This study aimed to investigate the relationship between maternal serum vitamin D status in the first trimester of pregnancy and maternal as well as neonatal outcomes, considered the prevalence of vitamin D deficiency (serum 25(OH)D < 50 nmol/L) around the world, especially in the pregnant women.
Regarding , inside mix-sectional retrospective studies, we signed up women acquiring normal prenatal assessments and giving birth https://datingranking.net/de/uniform-dating-de/ for the the newest Worldwide Comfort Maternity and Child Health Medical. A total of 23,394 mom-kids pairs was provided fundamentally. Obstetric and you will neonatal advice was extracted from the fresh database. Maternal gel vitamin D focus try counted from the chemiluminescence microparticle immunoassay. Logistic regression research (unadjusted and you may adjusted habits) was utilized to research the fresh association between vitamin D and maternal and you can neonatal effects.
The average 25(OH) D concentration was ± 0.10 nmol/L; % of patients were vitamin D deficient(25(OH) D < nmol/L), % were vitamin D insufficient (50 nmol/L ? 25(OH)D < 75 nmol/L), 3.07% were sufficient (25(OH)D ? 75 nmol/L). The maternal 25(OH)D levels varied with age, pre-pregnancy BMI, season when blood sample was collected, number of previous-pregnancy. Notably, newborns delivered by women with deficient vitamin D status had a higher incidence rate of admission to NICU (Deficiency: % vs Insufficiency: % vs Sufficiency: %, Pbonferroni = .002) and a longer stay (deficiency: 6.2 ± 4.1 days vs insufficiency: 5.9 ± 3.1 days vs sufficiency: 5.1 ± 2.1 days, Pbonferroni = .010). Moreover, maternal vitamin D deficiency was a dependent risk factor for admission to NICU (unadjusted OR = 1.35, 95% CI,1.05–1.74 Pbonferroni = .022; adjusted OR = 1.31, 95% CI,1.010–1.687 Pbonferroni = .042).
Maternal vitamin D deficiency (25(OH) D < 50 nmol/L) was prevalent in eastern coastal China. The incidence rate of GDM as well as preeclampsia was higher in vitamin D insufficient group while vitamin D deficiency group was liable to intrauterine infection when compared with the other two groups. Most importantly, low vitamin D status in the first trimester of pregnancy was a dependent risk factor for admission to NICU. More well-designed perspective researches are necessary to clarify the role of vitamin D in the early stage of pregnancy.
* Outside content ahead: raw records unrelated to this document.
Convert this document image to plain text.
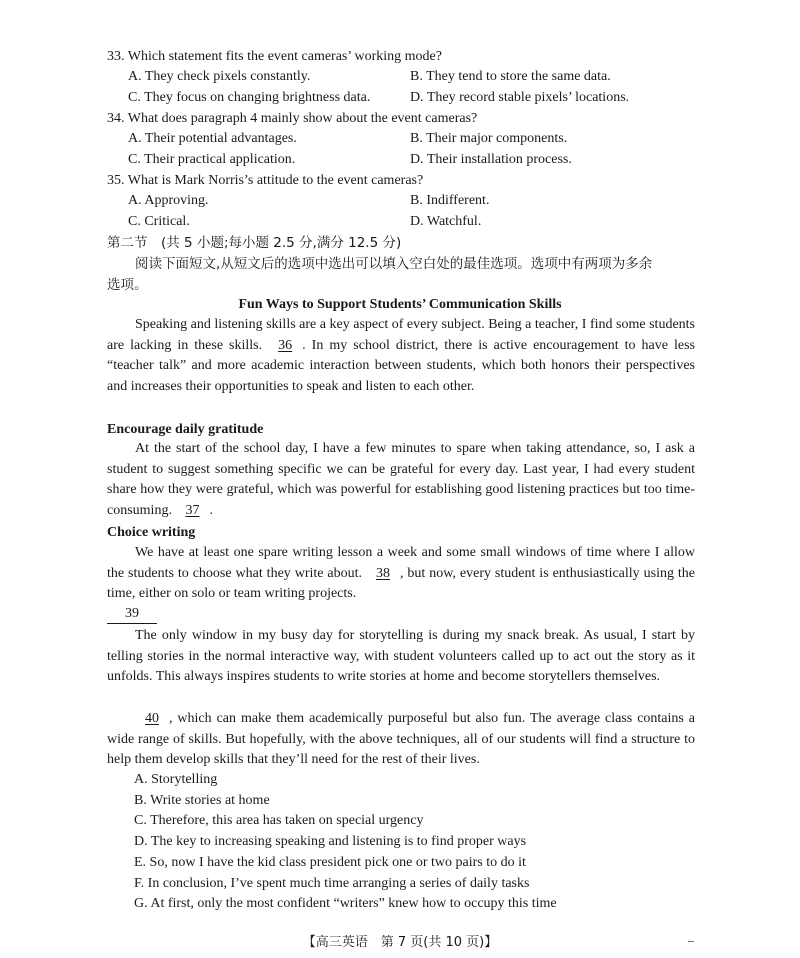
33. Which statement fits the event cameras’ working mode?
A. They check pixels constantly.	B. They tend to store the same data.
C. They focus on changing brightness data.	D. They record stable pixels’ locations.
34. What does paragraph 4 mainly show about the event cameras?
A. Their potential advantages.	B. Their major components.
C. Their practical application.	D. Their installation process.
35. What is Mark Norris’s attitude to the event cameras?
A. Approving.	B. Indifferent.
C. Critical.	D. Watchful.
第二节　(共 5 小题;每小题 2.5 分,满分 12.5 分)
阅读下面短文,从短文后的选项中选出可以填入空白处的最佳选项。选项中有两项为多余
选项。
Fun Ways to Support Students’ Communication Skills
Speaking and listening skills are a key aspect of every subject. Being a teacher, I find some students are lacking in these skills. 36 . In my school district, there is active encouragement to have less “teacher talk” and more academic interaction between students, which both honors their perspectives and increases their opportunities to speak and listen to each other.
Encourage daily gratitude
At the start of the school day, I have a few minutes to spare when taking attendance, so, I ask a student to suggest something specific we can be grateful for every day. Last year, I had every student share how they were grateful, which was powerful for establishing good listening practices but too time-consuming. 37 .
Choice writing
We have at least one spare writing lesson a week and some small windows of time where I allow the students to choose what they write about. 38 , but now, every student is enthusiastically using the time, either on solo or team writing projects.
39
The only window in my busy day for storytelling is during my snack break. As usual, I start by telling stories in the normal interactive way, with student volunteers called up to act out the story as it unfolds. This always inspires students to write stories at home and become storytellers themselves.
40 , which can make them academically purposeful but also fun. The average class contains a wide range of skills. But hopefully, with the above techniques, all of our students will find a structure to help them develop skills that they’ll need for the rest of their lives.
A. Storytelling
B. Write stories at home
C. Therefore, this area has taken on special urgency
D. The key to increasing speaking and listening is to find proper ways
E. So, now I have the kid class president pick one or two pairs to do it
F. In conclusion, I’ve spent much time arranging a series of daily tasks
G. At first, only the most confident “writers” knew how to occupy this time
【高三英语　第 7 页(共 10 页)】	–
Vitamin D, with a vital role in calcium absorption and bone metabolism, also functioned in cell proliferation and differentiation, affecting the immune system as well . However, it’s worrisome that the incidence of vitamin D deficiency (VDD) is prevalent globally, especially in pregnant women . Low vitamin D status (defined as serum 25(OH)D concentrations < 50 nmol/L) was found in 33% of pregnant women in the US and 24% in Canada, respectively. In Europe, the prevalence of low vitamin D status was from 20 to 77% . According to the view of Developmental Origin of Health and Disease (DOHaD) theory, the disturbance in the uterine where the fetus is particularly sensitive to chemicals and other stressors, is related to adverse health effects in adult. Therefore, the lack of vitamin D may have effects on maternal and neonatal outcomes. Observational studies indicated an association between low vitamin D levels and an increased risk of disorders of placental implantation, impaired glucose tolerance, pre-eclampsia, fetal growth retardation, preterm birth, and caesarean section [4, 5], while Randomized Controlled Trial (RCT) found contradicted results [6,7,8]. Despite some short-term consequences in the newborns, maternal vitamin D deficiency also have long-term effects as rickets, increased susceptibility to respiratory illness, autoimmune diseases and type 1 diabetes [9, 10]. Considered the important but controversial role of vitamin D, we aimed to investigate the relationship between maternal vitamin D status in the first trimester of pregnancy and the outcomes of mothers and newborns in order to provide a practical recommendation for clinicians.